Virtuelle Treffpunkte statt Gruppenstunden im Pfarrhaus
Andere Pfarren „übersiedelten“ ihre Gruppenstunden, Bibelrunden und die Erstkommunion- und Firmvorbereitung in den virtuellen Raum und nutzten die verschiedenen Systeme der Videotelefonie zum Kontakthalten. Für all jene, die - aufgrund ihres Alters oder der technischen Ausstattung - im Onlinebereich nicht so trittsicher unterwegs sind, gab es Flugzettel, Plakate, Beilagen in z.B. der Bezirkszeitung und der NÖN mit Hinweisen zu den verschiedenen Hilfs- und Gesprächsangebote der Erzdiözese Wien. Durch große Anstrengung gelang es, die wegen des ersten Lockdowns abgesagten Firm- und Erstkommunionfeiern fast zur Gänze in den wenigen Lockdown-freien Wochen im Herbst nachzuholen.
Die Kirchen bleiben offen für alle
Auch wenn die öffentlichen Gottesdienste ausgesetzt waren, blieben die Kirchentüren offen und luden zum Innehalten ein. Dass dieses Angebot vielfach genutzt wurde, zeigt sich an der Nachfrage nach Votivkerzen: in einigen Gemeinden wurde die vierfache Menge an Kerzen in den letzten Monaten angezündet – ein starkes Zeichen dafür, dass viele Menschen abseits der Gottesdienste in die Kirchen gekommen sind und einen Moment der Ruhe gesucht haben.
Weniger Austritte im Krisenjahr
Trotz der für viele Menschen wirtschaftlich angespannten Situation gab es dennoch um 14% weniger Kirchenaustritte im Jahr 2020. Das System des Kirchenbeitrags nimmt immer auch die wirtschaftlichen Rahmenbedingungen der Katholiken in Betracht, sodass sich aufgrund der persönlichen finanziellen Situation niemand zu einem Kirchenaustritt gezwungen sehen musste.
Aus der Not eine Tugend gemacht: Neue Wege beschreiten
„Wenn ich sehe, dass andere etwas Innovatives machen, motiviert mich das, auch etwas zu tun“, erzählt ein engagierter Mann der Pfarre Franz von Sales.
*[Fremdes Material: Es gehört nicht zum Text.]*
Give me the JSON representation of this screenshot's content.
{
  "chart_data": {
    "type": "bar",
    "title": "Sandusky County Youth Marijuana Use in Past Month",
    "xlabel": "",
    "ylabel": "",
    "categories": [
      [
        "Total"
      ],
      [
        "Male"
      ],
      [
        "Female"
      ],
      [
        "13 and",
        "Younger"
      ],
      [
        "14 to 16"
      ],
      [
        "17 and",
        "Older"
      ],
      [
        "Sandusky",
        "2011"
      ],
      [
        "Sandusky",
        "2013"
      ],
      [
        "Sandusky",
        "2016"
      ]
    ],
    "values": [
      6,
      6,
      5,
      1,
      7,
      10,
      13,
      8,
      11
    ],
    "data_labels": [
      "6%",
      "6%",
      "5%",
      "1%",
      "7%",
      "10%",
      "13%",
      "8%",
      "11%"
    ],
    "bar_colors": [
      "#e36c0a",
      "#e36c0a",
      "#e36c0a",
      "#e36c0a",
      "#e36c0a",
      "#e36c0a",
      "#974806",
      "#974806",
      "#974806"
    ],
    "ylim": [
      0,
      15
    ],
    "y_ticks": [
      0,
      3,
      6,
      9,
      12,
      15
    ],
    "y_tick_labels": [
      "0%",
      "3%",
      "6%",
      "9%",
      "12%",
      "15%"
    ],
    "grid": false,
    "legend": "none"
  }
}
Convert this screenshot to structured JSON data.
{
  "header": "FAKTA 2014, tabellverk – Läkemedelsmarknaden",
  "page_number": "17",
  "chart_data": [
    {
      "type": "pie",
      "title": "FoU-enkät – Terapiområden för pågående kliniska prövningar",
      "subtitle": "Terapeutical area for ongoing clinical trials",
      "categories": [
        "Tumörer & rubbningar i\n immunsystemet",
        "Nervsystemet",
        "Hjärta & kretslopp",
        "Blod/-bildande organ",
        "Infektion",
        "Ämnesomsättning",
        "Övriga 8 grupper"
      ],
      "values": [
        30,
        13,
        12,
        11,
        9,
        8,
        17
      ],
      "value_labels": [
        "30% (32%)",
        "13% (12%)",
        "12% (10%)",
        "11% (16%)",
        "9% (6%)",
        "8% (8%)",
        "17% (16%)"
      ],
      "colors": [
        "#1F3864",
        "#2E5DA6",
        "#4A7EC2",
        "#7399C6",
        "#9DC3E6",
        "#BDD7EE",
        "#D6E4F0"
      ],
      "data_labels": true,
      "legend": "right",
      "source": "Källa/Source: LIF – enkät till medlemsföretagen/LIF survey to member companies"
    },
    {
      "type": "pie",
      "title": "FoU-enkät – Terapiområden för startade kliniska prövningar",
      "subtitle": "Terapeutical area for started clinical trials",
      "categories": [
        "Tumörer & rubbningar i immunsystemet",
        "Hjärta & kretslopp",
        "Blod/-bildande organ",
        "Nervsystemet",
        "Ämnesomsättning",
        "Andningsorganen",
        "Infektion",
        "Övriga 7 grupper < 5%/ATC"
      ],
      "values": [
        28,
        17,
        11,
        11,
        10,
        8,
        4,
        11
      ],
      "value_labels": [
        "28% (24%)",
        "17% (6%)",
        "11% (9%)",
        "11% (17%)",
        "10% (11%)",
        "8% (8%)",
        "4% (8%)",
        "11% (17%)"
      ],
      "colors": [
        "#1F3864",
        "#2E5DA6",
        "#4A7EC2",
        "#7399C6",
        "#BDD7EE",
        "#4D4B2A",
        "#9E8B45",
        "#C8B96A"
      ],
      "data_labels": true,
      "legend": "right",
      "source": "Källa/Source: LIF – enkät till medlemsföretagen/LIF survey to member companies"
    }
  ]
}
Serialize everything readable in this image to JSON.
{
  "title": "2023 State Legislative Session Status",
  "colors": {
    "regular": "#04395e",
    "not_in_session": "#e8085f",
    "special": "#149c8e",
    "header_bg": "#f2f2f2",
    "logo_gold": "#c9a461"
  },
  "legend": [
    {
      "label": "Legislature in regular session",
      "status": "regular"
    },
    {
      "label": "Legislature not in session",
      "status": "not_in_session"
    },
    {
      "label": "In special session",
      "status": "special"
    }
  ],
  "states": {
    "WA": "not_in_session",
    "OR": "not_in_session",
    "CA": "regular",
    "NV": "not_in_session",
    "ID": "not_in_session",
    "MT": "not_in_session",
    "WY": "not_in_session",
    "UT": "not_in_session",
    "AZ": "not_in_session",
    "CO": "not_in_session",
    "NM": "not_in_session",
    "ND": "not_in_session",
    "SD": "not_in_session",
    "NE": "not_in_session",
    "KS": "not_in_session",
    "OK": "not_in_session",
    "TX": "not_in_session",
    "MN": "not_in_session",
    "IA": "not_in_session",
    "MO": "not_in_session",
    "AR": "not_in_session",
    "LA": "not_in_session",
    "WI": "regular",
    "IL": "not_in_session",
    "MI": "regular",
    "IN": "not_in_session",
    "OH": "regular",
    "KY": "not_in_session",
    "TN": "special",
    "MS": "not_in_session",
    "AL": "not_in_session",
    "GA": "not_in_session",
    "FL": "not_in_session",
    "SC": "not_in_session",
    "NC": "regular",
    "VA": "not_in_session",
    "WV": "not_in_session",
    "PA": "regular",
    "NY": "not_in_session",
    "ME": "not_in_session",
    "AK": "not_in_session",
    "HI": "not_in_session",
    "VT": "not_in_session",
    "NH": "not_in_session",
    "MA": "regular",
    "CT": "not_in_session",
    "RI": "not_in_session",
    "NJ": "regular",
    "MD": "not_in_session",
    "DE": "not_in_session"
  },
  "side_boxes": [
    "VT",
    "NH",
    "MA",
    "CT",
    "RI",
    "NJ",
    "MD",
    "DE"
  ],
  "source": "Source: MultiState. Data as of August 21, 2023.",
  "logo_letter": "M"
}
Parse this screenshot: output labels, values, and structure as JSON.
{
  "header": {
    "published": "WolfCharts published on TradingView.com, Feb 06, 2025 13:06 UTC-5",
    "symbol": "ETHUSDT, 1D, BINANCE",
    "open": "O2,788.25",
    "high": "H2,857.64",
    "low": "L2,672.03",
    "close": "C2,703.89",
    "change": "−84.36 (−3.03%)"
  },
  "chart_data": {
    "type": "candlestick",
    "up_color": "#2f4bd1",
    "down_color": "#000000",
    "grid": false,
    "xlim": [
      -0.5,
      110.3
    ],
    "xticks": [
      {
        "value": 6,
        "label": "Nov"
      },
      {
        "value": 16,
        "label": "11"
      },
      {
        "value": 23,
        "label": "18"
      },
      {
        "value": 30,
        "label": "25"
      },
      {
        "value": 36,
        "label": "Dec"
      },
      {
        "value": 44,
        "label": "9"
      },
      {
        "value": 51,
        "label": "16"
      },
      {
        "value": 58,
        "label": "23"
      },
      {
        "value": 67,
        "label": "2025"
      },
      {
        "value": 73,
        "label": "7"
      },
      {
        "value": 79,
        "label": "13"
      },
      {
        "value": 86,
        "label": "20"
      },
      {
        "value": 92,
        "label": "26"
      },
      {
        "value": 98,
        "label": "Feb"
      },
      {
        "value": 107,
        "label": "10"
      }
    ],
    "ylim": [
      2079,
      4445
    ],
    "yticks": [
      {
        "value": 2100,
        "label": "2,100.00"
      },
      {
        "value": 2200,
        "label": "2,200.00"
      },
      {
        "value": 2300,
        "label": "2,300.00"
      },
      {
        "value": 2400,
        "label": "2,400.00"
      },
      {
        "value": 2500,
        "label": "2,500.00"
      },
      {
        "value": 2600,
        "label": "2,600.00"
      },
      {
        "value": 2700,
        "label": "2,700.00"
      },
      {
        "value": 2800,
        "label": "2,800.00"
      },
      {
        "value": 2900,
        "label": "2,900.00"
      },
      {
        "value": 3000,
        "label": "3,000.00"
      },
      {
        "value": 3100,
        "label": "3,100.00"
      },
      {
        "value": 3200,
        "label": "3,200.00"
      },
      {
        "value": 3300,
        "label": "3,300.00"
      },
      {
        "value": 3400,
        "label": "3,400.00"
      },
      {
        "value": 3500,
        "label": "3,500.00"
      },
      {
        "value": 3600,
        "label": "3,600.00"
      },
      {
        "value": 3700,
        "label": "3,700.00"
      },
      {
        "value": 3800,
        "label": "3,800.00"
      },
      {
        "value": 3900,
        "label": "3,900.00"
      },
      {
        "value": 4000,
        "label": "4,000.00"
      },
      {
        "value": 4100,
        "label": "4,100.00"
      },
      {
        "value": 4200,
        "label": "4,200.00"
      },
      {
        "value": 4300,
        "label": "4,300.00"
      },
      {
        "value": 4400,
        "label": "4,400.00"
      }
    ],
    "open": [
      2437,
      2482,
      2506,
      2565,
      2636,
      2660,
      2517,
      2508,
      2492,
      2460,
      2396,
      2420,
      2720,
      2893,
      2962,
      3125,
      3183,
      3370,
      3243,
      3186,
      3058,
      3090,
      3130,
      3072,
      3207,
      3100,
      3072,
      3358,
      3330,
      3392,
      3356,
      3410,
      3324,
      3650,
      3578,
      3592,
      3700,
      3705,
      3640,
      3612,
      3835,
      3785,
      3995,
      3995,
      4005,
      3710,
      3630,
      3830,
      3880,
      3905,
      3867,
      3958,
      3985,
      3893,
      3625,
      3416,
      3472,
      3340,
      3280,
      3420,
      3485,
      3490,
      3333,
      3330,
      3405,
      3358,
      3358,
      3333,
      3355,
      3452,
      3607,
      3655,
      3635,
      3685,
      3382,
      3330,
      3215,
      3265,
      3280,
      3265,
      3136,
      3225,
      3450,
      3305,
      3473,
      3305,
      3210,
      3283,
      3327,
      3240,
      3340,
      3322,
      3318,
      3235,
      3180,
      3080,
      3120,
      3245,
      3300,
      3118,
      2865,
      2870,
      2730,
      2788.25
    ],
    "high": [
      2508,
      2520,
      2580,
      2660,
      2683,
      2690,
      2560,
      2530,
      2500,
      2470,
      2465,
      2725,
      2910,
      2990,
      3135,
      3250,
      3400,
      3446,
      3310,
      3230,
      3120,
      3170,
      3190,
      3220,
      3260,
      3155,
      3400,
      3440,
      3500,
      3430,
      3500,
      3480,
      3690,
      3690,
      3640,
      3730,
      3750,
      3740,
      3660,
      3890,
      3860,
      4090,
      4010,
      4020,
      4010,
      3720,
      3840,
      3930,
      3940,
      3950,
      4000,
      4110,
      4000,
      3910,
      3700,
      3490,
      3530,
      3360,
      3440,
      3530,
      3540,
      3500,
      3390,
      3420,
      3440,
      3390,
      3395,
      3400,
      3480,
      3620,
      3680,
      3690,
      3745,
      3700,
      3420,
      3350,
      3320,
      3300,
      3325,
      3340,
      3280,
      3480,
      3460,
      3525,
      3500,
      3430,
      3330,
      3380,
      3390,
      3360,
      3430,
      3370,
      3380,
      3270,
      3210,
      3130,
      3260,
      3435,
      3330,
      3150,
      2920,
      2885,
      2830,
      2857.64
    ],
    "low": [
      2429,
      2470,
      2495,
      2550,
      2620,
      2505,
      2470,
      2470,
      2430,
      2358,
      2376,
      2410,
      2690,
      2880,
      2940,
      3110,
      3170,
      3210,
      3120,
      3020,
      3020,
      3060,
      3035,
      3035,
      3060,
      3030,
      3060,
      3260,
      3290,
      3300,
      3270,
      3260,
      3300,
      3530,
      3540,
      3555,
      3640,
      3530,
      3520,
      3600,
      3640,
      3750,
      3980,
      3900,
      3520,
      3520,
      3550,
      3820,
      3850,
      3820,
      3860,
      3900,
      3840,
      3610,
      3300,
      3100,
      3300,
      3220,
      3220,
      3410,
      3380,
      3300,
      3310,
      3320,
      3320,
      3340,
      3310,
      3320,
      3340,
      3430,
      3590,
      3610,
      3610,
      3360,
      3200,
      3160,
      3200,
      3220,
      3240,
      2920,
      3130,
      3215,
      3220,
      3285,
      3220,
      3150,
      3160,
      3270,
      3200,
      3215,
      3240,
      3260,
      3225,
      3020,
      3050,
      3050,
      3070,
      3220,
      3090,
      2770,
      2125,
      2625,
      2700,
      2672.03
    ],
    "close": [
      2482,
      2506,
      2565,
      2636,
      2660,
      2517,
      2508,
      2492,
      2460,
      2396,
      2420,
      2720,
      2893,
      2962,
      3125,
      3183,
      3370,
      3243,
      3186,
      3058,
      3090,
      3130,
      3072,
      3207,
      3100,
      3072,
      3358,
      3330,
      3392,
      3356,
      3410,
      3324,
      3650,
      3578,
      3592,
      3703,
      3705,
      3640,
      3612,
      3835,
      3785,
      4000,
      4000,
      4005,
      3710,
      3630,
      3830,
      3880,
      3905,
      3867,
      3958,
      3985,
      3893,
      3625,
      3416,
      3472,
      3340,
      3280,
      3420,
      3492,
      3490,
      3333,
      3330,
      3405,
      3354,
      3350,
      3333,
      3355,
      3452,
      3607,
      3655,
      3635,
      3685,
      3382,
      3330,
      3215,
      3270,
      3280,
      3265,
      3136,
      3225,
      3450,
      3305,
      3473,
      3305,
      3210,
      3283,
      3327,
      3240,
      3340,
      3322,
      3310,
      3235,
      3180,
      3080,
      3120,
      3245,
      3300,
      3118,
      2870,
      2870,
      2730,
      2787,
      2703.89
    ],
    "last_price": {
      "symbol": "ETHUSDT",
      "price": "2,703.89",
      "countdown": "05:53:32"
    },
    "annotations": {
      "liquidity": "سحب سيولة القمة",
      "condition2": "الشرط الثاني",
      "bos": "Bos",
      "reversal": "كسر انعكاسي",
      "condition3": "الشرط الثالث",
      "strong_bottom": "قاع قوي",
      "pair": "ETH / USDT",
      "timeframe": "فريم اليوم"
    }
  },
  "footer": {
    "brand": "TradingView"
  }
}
Aus der Pfarre Pulkau-Zellerndorf im Weinviertel berichtet eine Dame: „Heuer waren wir in der Lage zu sagen, wir dürfen es einfach anders machen“, und fasste den Mut, alte Muster zurück zu lassen und Neues auszuprobieren. Durch die allgemeinen Umstände war das Pfarrleben nicht mehr so machbar, wie gewohnt, „Man musste kreativer denken“. Und das war auch an vielen anderen Orten in der Erzdiözese Wien spürbar.